Kinney raised his entitlement to an NOL carryover deduction for the first time at trial and did not claim it on his original 2016 income tax return. Although the Tax Court did not detail its reasoning for rejecting this contention, it stated in its order that it had "carefully reviewed the record and listened to [Kinney's] testimony at trial and f[ou]nd that he is not entitled to deduct any expense in excess of what [the IRS] already allowed" and that any arguments not expressly addressed in the court's order were "moot, irrelevant, or without merit."

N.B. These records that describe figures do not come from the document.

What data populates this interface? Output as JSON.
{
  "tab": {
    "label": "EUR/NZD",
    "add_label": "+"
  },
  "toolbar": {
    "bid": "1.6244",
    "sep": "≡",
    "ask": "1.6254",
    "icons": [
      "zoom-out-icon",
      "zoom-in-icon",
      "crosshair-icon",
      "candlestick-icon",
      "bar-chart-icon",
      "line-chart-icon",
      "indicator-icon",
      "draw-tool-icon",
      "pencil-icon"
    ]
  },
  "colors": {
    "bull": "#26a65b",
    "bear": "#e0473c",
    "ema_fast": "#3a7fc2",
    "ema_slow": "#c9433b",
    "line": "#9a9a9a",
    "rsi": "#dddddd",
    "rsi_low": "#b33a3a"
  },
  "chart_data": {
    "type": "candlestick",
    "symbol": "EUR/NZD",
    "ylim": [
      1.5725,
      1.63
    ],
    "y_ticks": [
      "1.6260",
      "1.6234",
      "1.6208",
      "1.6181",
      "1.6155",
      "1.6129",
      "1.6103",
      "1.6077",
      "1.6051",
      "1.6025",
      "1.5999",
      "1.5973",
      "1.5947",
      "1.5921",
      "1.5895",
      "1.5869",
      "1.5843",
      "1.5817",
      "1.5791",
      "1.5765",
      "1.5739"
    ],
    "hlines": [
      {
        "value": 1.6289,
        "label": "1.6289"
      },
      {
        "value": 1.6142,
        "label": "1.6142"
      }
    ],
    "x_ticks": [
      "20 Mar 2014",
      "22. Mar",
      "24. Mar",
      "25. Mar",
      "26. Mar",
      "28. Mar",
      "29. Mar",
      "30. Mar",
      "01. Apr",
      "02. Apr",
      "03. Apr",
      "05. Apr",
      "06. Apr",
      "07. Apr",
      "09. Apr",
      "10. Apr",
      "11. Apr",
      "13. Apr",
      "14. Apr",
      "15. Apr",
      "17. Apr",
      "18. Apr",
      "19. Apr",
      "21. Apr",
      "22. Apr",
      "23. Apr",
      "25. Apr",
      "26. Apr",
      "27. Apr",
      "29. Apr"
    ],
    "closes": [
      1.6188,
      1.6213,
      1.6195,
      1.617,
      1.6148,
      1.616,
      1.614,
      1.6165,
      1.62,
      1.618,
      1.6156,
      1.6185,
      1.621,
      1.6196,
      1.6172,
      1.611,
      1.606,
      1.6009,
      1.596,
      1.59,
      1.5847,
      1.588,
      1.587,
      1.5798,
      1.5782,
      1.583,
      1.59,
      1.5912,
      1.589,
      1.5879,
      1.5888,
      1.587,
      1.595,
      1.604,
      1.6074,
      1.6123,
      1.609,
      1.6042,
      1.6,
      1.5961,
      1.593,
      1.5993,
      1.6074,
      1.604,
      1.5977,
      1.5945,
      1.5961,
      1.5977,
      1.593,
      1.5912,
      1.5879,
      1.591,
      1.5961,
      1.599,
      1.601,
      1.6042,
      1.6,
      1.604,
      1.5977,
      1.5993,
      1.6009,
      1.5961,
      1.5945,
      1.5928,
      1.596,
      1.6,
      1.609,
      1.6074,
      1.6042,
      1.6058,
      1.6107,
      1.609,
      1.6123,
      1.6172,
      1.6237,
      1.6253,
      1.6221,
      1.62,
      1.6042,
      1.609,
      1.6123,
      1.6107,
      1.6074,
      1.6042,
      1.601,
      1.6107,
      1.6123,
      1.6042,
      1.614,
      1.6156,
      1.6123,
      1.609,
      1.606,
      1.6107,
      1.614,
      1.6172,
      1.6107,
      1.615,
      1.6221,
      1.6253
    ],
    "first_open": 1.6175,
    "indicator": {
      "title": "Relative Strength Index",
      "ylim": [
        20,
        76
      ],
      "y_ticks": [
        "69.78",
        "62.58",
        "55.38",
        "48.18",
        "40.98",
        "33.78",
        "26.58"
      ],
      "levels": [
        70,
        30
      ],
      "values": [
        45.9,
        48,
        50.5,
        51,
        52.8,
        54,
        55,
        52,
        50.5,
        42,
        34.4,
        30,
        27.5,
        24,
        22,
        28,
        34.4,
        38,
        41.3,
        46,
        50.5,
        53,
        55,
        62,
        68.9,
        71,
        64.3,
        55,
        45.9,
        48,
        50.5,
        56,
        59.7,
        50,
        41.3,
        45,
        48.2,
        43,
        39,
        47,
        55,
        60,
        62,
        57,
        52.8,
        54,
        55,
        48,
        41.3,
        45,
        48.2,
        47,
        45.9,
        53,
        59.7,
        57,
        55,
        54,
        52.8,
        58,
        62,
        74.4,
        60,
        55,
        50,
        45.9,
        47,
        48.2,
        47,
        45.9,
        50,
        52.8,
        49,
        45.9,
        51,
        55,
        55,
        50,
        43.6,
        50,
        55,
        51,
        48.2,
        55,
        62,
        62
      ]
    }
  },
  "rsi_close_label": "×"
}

We grant the Commissioner's motion to disregard the tax return pages attached to Kinney's reply brief (Dkt. No. 26) and the Commissioner's request to disregard the tax return pages attached to Kinney's opening brief, because those records were not before the Tax Court and are not part of the record on appeal. See Fed. R. App. P. 10, 13(a)(4). We deny Kinney's motions seeking judicial notice of materials not presented to the Tax Court. (Dkt. Nos. 29, 31, 32, 33, 37, 40, 41.)
AFFIRMED.
[*] This disposition is not appropriate for publication and is not precedent except as provided by Ninth Circuit Rule 36-3.
[**] The panel unanimously concludes that this case is suitable for decision without oral argument. See Fed. R. App. P. 34(a)(2)(C).